When we want to show the relationship between two sets of numbers, Seaborn uses the “relplot”, short for “relational plot.” We use replot for several kinds of plots, including scatter plots (which we’ll get to later), and also for line plots. I hadn’t really thought much about the fact that line plots and scatter plots are basically the same thing, except for the lines, before Seaborn brought this to my attention.

The thing is, our data frame doesn’t have the information that I’ve asked. There is a single row for each entry in each Eurovision contest, and each of those entries has a country name (in the “to_country” column). In order to create our plot, we’ll need to transform that into a data frame in which the years are in one column, and the number of countries are in another column.

This is a perfect job for the “groupby” method, which has three parts:

  • The argument to “groupby” is a categorical column. The unique values in this column will be the index in the object returned by our “groupby”. Here, it’ll be the “year” column.
  • We then specify which column we want to count inside of square brackets.
  • Finally, we specify the aggregation method we want to run. Here, it’ll be “count”, since we want to know how many values there are for each year.

Here’s how our query can look:

df.groupby('year')['to_country'].count()

This will return a new series, one with an index (the years) and values (the count per year). We can pass this to “relplot”, specifying that the data should come from our series:

sns.relplot(data=df.groupby('year')['to_country'].count(), kind='line')

Notice that we need to tell Seaborn that the data will come from our groupby, by passing the keyword argument “data”. And yes, it’s just fine to pass a series here, and Seaborn will do the right thing, treating the index as the values for its “x” axis and the counts as its values for the “y” axis.
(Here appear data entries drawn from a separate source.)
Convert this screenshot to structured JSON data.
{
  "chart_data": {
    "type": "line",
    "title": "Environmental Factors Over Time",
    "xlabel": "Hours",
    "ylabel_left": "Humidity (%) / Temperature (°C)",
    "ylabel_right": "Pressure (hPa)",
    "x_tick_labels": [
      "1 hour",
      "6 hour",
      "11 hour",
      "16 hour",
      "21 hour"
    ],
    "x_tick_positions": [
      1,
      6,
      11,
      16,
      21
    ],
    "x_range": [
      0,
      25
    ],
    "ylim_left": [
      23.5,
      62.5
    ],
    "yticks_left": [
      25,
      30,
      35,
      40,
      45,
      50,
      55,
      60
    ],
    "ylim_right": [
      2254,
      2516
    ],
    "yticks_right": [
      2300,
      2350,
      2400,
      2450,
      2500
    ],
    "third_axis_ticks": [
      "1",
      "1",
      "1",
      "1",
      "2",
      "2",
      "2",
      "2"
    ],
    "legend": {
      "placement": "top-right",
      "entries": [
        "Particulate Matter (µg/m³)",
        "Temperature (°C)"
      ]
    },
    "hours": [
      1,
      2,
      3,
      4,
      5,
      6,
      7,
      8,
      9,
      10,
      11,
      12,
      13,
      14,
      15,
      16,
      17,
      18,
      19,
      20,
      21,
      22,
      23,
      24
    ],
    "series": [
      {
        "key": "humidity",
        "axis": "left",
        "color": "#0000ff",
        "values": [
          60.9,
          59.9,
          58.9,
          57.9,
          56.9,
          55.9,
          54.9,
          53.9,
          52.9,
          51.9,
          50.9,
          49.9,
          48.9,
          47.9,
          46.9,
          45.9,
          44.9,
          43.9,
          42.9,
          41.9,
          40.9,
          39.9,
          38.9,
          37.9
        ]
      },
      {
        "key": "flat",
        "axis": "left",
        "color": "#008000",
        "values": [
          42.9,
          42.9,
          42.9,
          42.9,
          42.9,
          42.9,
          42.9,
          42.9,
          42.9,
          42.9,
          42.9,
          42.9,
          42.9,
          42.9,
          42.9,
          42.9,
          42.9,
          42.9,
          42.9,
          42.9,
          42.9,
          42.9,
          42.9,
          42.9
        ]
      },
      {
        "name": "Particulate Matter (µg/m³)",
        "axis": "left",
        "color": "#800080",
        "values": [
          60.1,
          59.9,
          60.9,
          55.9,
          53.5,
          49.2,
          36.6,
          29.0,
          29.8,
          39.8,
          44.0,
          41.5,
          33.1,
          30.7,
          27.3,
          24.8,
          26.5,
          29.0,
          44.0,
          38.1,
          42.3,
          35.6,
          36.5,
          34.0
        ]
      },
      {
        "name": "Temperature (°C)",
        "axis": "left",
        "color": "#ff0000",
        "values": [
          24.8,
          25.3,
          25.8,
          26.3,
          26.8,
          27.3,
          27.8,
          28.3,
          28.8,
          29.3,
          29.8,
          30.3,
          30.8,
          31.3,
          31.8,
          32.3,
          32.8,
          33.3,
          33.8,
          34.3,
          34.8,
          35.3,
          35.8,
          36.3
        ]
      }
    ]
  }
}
In order to get a line plot, rather than the default scatter plot, we pass “kind=’line’”. There are more specific methods that we could use, but I find it easier to use the overall “relplot” method, in no small part because it also lets me pass more arguments to the underlying Matplotlib library, if I want.

The resulting plot is great, but it’s missing one thing that I had mentioned in my question, namely that I’d like to see the plot on a white background with gray grid lines. In order to get this, we need to set a global Seaborn parameter:

sns.set_style("whitegrid")

With this in place, I can make my plot, and I get quite a nice result:

As you can see, the number of participating countries each year grew at a steady pace until the early 2000s, when there was quite a jump.